# Lagrangian of two masses connected by a spring in semicircle

Tags:
1. Dec 15, 2015

### Klas

1. The problem statement, all variables and given/known data
Two masses are connected by a weightless spring in a friction-less semicircular well (Picture included). Derive the equations of motion with help of lagrange

2. Relevant equations
L = T - U = kinetic energy - potential energy

3. The attempt at a solution
$L = \frac{1}{2}m_1(\dot{x_1}^2 + \dot{y_1}^2) + \frac{1}{2}m_2(\dot{x_2}^2 + \dot{y_2}^2) - (m_1gx_1 + m_2gx_2 + \frac{1}{2}k(\sqrt{x^2-y^2} -l_0)^2)$

Where:
$x_1 = R\cos\theta_1, \;\;x_2 = R\cos(\theta_1+\theta_2) \\y_1 = R\sin\theta_1, \;\;y_2 = R\sin(\theta_1+\theta_2)$
$x=x_2-x_1$
$y=y_2-y_1$

I think I'm gonna be able to get the equation of motion from here if only L is right...
And if it's correct it feels like the EOM will be a pain in the ass from here but it feels like I'm missing something rather essential here?

I'll be thankful for any help

Last edited: Dec 15, 2015
2. Dec 15, 2015

### DocZaius

Your gravitational potential energy is of the form "mgy" yet your y seems to point down in your definition.

3. Dec 15, 2015

### Klas

I guess you mean it should rather be $mgRcos(\theta)$. I'm have put potential zero at the bottom so at $mgRcos0$ it should be the max potential energy.

Did an edit on the original post

4. Dec 15, 2015

### DocZaius

No I meant that your gravitational potential terms should be of the form -mgy instead of mgy since you have y increasing downwards in your definition.

5. Dec 15, 2015

### Klas

I see what you mean.
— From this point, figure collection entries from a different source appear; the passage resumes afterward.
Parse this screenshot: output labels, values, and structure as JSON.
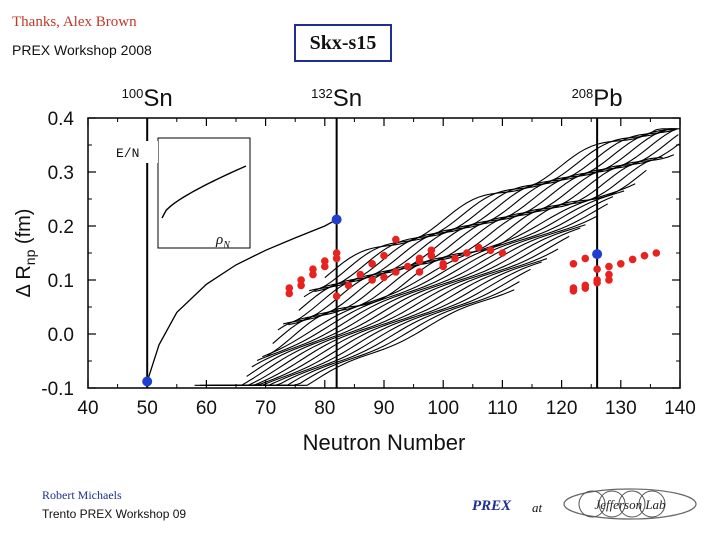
{
  "slide": {
    "credit": "Thanks, Alex Brown",
    "workshop": "PREX Workshop 2008",
    "model_label": "Skx-s15",
    "footer_name": "Robert Michaels",
    "footer_workshop": "Trento PREX Workshop 09",
    "prex_label": "PREX",
    "at_label": "at",
    "logo_text": "Jefferson Lab"
  },
  "colors": {
    "red_points": "#e8221e",
    "blue_points": "#1f3fd1",
    "box_border": "#1f2f8f",
    "curves": "#000000"
  },
  "chart_data": {
    "type": "line",
    "title": "",
    "xlabel": "Neutron Number",
    "ylabel_main": "Δ R",
    "ylabel_sub": "np",
    "ylabel_unit": "(fm)",
    "xlim": [
      40,
      140
    ],
    "ylim": [
      -0.1,
      0.4
    ],
    "xticks": [
      40,
      50,
      60,
      70,
      80,
      90,
      100,
      110,
      120,
      130,
      140
    ],
    "yticks": [
      -0.1,
      0.0,
      0.1,
      0.2,
      0.3,
      0.4
    ],
    "ytick_labels": [
      "-0.1",
      "0.0",
      "0.1",
      "0.2",
      "0.3",
      "0.4"
    ],
    "vertical_lines": [
      {
        "x": 50,
        "label_mass": "100",
        "label_el": "Sn"
      },
      {
        "x": 82,
        "label_mass": "132",
        "label_el": "Sn"
      },
      {
        "x": 126,
        "label_mass": "208",
        "label_el": "Pb"
      }
    ],
    "inset": {
      "x_label": "ρ",
      "x_sub": "N",
      "y_label": "E/N"
    },
    "sn_chain": [
      [
        50,
        -0.088
      ],
      [
        52,
        -0.02
      ],
      [
        55,
        0.04
      ],
      [
        60,
        0.092
      ],
      [
        65,
        0.128
      ],
      [
        70,
        0.155
      ],
      [
        75,
        0.178
      ],
      [
        80,
        0.2
      ],
      [
        82,
        0.212
      ]
    ],
    "band": {
      "x_start": 58,
      "x_end": 140,
      "n_curves": 26,
      "offset_min": -0.085,
      "offset_max": 0.1
    },
    "red_points": [
      [
        74,
        0.085
      ],
      [
        74,
        0.075
      ],
      [
        76,
        0.09
      ],
      [
        76,
        0.1
      ],
      [
        78,
        0.11
      ],
      [
        78,
        0.12
      ],
      [
        80,
        0.125
      ],
      [
        80,
        0.135
      ],
      [
        82,
        0.14
      ],
      [
        82,
        0.15
      ],
      [
        82,
        0.07
      ],
      [
        84,
        0.09
      ],
      [
        86,
        0.11
      ],
      [
        88,
        0.13
      ],
      [
        90,
        0.145
      ],
      [
        92,
        0.175
      ],
      [
        88,
        0.1
      ],
      [
        90,
        0.105
      ],
      [
        92,
        0.115
      ],
      [
        94,
        0.125
      ],
      [
        96,
        0.135
      ],
      [
        98,
        0.145
      ],
      [
        96,
        0.14
      ],
      [
        98,
        0.155
      ],
      [
        100,
        0.13
      ],
      [
        102,
        0.14
      ],
      [
        104,
        0.15
      ],
      [
        106,
        0.16
      ],
      [
        108,
        0.155
      ],
      [
        110,
        0.15
      ],
      [
        96,
        0.115
      ],
      [
        100,
        0.125
      ],
      [
        122,
        0.08
      ],
      [
        122,
        0.085
      ],
      [
        124,
        0.085
      ],
      [
        124,
        0.09
      ],
      [
        126,
        0.095
      ],
      [
        126,
        0.1
      ],
      [
        128,
        0.1
      ],
      [
        128,
        0.11
      ],
      [
        126,
        0.12
      ],
      [
        128,
        0.125
      ],
      [
        130,
        0.13
      ],
      [
        132,
        0.138
      ],
      [
        134,
        0.145
      ],
      [
        136,
        0.15
      ],
      [
        122,
        0.13
      ],
      [
        124,
        0.14
      ]
    ],
    "blue_points": [
      [
        50,
        -0.088
      ],
      [
        82,
        0.212
      ],
      [
        126,
        0.148
      ]
    ]
  }
}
If I rewrite it as $L = \frac{1}{2}m_1(\dot{x_1}^2 + \dot{y_1}^2) + \frac{1}{2}m_2(\dot{x_2}^2 + \dot{y_2}^2) - (-m_1gy_1 - m_2gy_2 + \frac{1}{2}k(\sqrt{x^2-y^2} -l_0)^2)$
should it be correct then?

And if, when I rewrite it with $\theta_1, \theta_2$ this part is gonna be hard to partial derivative with respect to $\theta1, \theta2$ $(\sqrt{x^2-y^2} -l_0)^2) = (\sqrt{(Rcos(\theta_1+ \theta_2)-Rcos(\theta_1))^2+(Rsin(\theta_1+\theta_2)+Rsin(\theta_2))^2)}-l_0)^2$

Last edited: Dec 15, 2015
6. Dec 15, 2015

### DocZaius

You still have x's in your potential energy. You should put the y's back in. Just make sure to keep the negatives. The rest of the Lagrangian looks good to me.

7. Dec 15, 2015

### Klas

Fixed it. Any tips on how to deal with $(\sqrt{x^2-y^2} -l_0)^2) = (\sqrt{(Rcos(\theta_1+ \theta_2)-Rcos(\theta_1))^2+(Rsin(\theta_1+\theta_2)+Rsin(\theta_2))^2)}-l_0)^2$ when I'm gonna partial derivative it later?

Thank you for all your help!

8. Dec 15, 2015

### TSny

Express $T$ and $U$ in terms of $\theta_1$ and $\theta_2$ and their time derivatives. For the distance between the masses, consider the right triangle shown below where one leg of the triangle bisects $\theta_2$.

#### Attached Files:

• ###### triangle.png
File size:
18.9 KB
Views:
58
9. Dec 15, 2015

### Klas

$L = \frac{1}{2}m_1R^2\dot{\theta_1}^2 + \frac{1}{2}m_2R^2(\dot{\theta_1} + \dot{\theta_2})^2 + m_1gRcos\theta_1 + m_2gRcos(\theta_1 + \theta_2) -(\sqrt{(Rcos(\theta_1+ \theta_2)-Rcos(\theta_1))^2+(Rsin(\theta_1+\theta_2)+Rsin(\theta_2))^2)}-l_0)^2$
Is what I get. Since:
$\dot{x_1}^2 + \dot{y_1}^2 = (-R\dot{\theta_1}sin\theta_1)^2 + (R\dot{\theta_1}cos\theta_1)^2 = R^2\dot{\theta_1}^2(cos^2\theta_1 + sin^2\theta_2) = R^2\dot{\theta_1}^2*1$.

TSny. I'm still unsure what to do with that.. For the partial derivative when coming to the sqrt.. Is there anything I'm missing to make my life easier with that part or is it just time to get my hands dirty?

10. Dec 15, 2015

### TSny

You should be able to avoid the square root. Don't use Cartesian coordinates at all.